The scope of “matters relating to insurance”


The Brussels Regulation has a general rule that a defendant should be sued in the Member State where it is domiciled.  One of the exceptions, in Article 11(2), is for matters relating to insurance, where the consumer-friendly rule is that the insured can bring proceedings in the courts of its own domicile.

In Mapfre Mutualidad and Hoteles Pinero v Godfrey Keefe [2015] EWCA Civ 598, Mr Keefe had brought proceedings against a Spanish hotel’s insurer, having suffered a severe personal injury whilst staying at the hotel.  The insurer accepted the court’s jurisdiction, but indicated that it had a cap on its liability to compensate.  Accordingly, Mr Keefe applied to join the hotel as the second defendant, claiming that its negligence caused the accident.  The hotel challenged jurisdiction on the grounds that the claim concerned a tort rather than a matter relating to insurance.

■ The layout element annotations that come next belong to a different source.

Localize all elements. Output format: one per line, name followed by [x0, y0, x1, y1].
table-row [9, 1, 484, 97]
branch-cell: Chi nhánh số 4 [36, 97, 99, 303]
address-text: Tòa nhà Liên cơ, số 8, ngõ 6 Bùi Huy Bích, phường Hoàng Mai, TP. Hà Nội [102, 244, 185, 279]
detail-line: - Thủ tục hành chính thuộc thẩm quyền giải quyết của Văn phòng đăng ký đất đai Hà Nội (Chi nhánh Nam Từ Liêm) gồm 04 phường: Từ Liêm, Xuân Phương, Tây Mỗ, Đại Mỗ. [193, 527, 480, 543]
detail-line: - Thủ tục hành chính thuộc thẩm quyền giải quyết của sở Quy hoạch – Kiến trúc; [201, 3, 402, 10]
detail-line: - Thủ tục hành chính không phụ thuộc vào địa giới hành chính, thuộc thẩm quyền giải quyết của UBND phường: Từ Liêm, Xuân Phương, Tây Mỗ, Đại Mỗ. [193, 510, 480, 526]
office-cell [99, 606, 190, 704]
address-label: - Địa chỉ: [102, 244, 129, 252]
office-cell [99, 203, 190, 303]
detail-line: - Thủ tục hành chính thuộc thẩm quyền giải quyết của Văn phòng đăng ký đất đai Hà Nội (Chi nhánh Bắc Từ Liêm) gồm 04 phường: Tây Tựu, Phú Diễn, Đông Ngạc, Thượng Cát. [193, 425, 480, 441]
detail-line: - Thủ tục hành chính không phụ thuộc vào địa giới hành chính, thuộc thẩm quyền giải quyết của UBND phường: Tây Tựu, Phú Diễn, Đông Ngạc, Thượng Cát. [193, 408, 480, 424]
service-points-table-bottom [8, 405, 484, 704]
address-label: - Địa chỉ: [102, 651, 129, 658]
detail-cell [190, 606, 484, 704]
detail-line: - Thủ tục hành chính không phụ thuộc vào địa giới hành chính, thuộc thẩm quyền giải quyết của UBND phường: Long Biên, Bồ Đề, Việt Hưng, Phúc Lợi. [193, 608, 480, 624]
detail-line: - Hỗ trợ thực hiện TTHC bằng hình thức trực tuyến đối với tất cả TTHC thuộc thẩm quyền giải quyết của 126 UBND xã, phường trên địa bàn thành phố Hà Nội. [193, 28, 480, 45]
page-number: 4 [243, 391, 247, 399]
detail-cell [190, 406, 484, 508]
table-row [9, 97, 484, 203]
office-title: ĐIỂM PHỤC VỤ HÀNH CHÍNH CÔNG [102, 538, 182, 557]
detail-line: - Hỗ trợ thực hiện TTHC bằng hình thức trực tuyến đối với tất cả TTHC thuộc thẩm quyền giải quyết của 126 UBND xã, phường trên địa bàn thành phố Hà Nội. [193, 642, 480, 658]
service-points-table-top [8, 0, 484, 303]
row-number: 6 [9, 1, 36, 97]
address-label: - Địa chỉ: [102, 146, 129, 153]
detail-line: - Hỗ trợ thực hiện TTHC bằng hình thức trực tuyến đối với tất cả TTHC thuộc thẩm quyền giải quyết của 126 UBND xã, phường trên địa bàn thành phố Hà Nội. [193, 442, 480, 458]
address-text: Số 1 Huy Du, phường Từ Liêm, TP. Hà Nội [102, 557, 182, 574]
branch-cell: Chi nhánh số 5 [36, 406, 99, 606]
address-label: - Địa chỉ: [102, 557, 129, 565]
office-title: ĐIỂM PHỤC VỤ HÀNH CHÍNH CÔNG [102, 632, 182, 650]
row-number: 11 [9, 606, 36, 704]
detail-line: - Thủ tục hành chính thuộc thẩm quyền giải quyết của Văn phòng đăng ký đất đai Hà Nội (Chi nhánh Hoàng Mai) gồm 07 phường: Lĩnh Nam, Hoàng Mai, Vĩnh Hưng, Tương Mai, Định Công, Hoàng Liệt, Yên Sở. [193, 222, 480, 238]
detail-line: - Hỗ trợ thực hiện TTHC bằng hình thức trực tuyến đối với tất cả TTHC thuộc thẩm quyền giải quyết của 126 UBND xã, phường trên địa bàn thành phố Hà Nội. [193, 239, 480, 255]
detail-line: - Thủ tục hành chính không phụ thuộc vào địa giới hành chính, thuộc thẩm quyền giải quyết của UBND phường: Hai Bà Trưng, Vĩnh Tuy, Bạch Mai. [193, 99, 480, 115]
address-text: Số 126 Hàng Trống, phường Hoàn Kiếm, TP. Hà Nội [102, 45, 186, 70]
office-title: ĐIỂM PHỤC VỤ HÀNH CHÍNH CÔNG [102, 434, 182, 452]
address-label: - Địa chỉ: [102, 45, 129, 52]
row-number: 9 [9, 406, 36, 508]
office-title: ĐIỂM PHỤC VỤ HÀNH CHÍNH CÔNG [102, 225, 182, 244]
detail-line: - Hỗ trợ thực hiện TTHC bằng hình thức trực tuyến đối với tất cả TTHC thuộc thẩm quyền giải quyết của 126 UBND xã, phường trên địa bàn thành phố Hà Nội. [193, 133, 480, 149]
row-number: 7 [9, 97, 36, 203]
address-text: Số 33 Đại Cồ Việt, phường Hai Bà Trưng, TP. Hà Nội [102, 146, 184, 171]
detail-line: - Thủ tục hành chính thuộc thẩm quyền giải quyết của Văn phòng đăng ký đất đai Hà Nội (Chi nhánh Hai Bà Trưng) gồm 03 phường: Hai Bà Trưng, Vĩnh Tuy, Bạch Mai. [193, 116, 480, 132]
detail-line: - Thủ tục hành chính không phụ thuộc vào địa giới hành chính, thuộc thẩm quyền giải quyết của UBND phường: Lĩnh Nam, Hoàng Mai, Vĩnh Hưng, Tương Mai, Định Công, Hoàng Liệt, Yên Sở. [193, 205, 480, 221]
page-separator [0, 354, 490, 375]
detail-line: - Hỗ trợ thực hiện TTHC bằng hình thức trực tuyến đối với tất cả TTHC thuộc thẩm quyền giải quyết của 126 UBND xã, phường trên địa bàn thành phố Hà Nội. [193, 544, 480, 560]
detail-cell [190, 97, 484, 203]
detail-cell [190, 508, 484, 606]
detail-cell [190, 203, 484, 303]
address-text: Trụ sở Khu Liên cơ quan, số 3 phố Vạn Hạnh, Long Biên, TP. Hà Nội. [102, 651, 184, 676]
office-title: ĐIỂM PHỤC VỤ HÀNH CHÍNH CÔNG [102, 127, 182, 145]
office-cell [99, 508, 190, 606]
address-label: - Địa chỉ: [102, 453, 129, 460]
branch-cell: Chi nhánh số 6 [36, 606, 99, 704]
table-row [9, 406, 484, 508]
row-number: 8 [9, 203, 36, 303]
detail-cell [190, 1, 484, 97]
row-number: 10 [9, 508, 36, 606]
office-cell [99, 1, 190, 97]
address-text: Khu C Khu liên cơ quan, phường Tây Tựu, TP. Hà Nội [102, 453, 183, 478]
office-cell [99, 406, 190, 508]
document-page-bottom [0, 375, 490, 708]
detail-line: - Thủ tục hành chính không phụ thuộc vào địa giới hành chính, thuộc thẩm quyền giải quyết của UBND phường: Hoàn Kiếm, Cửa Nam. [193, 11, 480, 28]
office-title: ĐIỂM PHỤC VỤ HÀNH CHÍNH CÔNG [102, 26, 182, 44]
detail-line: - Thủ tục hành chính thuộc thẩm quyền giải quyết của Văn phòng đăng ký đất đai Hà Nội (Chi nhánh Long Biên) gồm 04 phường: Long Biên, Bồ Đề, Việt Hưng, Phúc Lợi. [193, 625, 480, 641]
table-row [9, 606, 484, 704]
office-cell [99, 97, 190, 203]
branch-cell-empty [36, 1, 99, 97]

The Court of Appeal held that the regulation had to be construed purposively with due regard to its aim of protecting the weaker party.  Claims against insurers were not always policy disputes, but might involve questions about liability and quantum.  The court should try to avoid the risk of separate proceedings in separate Member States and irreconcilable judgments, and so accepted jurisdiction.